While Billshrink’s chart on the next page only compares costs for the three perennial rivals in the USA, the numbers — particularly the large, foreboding 4-digit numbers at the bottom — shed some light on an oppressive situation: total expenditures for the current crop of much-hyped smart-phones. Smart-phones aren’t cheap, and their contracts cost more than a yearly bus-pass, a decent road bike, and most people’s computers.
Smart-phones have come down in price in the last decade, but they still represent a significant investment for most people. And, if you are a person who doesn’t use your phone for much more than calling gran, choosing another platform is an economical decision.

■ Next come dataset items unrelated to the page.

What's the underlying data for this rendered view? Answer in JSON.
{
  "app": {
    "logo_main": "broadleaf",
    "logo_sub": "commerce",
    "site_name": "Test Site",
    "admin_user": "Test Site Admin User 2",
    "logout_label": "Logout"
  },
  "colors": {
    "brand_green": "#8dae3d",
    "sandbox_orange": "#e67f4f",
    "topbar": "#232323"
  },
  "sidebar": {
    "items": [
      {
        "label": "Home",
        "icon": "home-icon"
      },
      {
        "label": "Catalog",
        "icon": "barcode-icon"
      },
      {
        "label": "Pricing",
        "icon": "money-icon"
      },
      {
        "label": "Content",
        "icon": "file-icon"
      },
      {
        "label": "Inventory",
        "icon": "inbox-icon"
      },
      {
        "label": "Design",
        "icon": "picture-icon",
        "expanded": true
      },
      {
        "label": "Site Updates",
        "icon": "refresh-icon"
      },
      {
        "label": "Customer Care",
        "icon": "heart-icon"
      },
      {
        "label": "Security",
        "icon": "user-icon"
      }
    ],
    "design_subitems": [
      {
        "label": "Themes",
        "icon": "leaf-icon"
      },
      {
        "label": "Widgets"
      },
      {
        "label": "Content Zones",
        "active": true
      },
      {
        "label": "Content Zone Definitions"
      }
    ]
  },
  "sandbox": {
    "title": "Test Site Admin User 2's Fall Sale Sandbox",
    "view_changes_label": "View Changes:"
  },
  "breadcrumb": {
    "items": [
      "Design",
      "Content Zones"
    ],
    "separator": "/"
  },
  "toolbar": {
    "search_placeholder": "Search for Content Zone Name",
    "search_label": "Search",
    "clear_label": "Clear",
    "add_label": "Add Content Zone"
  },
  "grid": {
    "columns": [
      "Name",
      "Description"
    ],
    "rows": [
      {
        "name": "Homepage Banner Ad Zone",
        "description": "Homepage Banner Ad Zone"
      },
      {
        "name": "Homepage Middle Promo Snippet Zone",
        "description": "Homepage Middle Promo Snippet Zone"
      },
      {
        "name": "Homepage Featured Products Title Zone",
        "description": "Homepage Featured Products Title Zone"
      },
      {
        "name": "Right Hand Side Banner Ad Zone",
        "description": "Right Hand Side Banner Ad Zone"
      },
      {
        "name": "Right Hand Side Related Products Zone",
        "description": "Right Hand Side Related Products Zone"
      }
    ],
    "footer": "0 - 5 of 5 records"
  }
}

While the Pre hast bequeathed much of its launch time hype to newer contenders including the iPhone and Droid, its total cost of ownership is also much lower. Also, when considering unlimited 2-year plans, it is more than 1000$ cheaper than its colleagues. Of course, it isn’t as good a multimedia device as the iPhone, particularly if you want to enjoy the pristine audio reproduction of nice headphones, so part of the savings must be put toward a passable digital audio player.
The Droid will debut 6 November in the USA to excited crowds and an exciting digital marketplace bolstered by Google’s vast resources and an excited developer community. While there is little hope it will be a good pal to high-end earphones, its hi-res screen and proper keyboard should strike a note with geeks.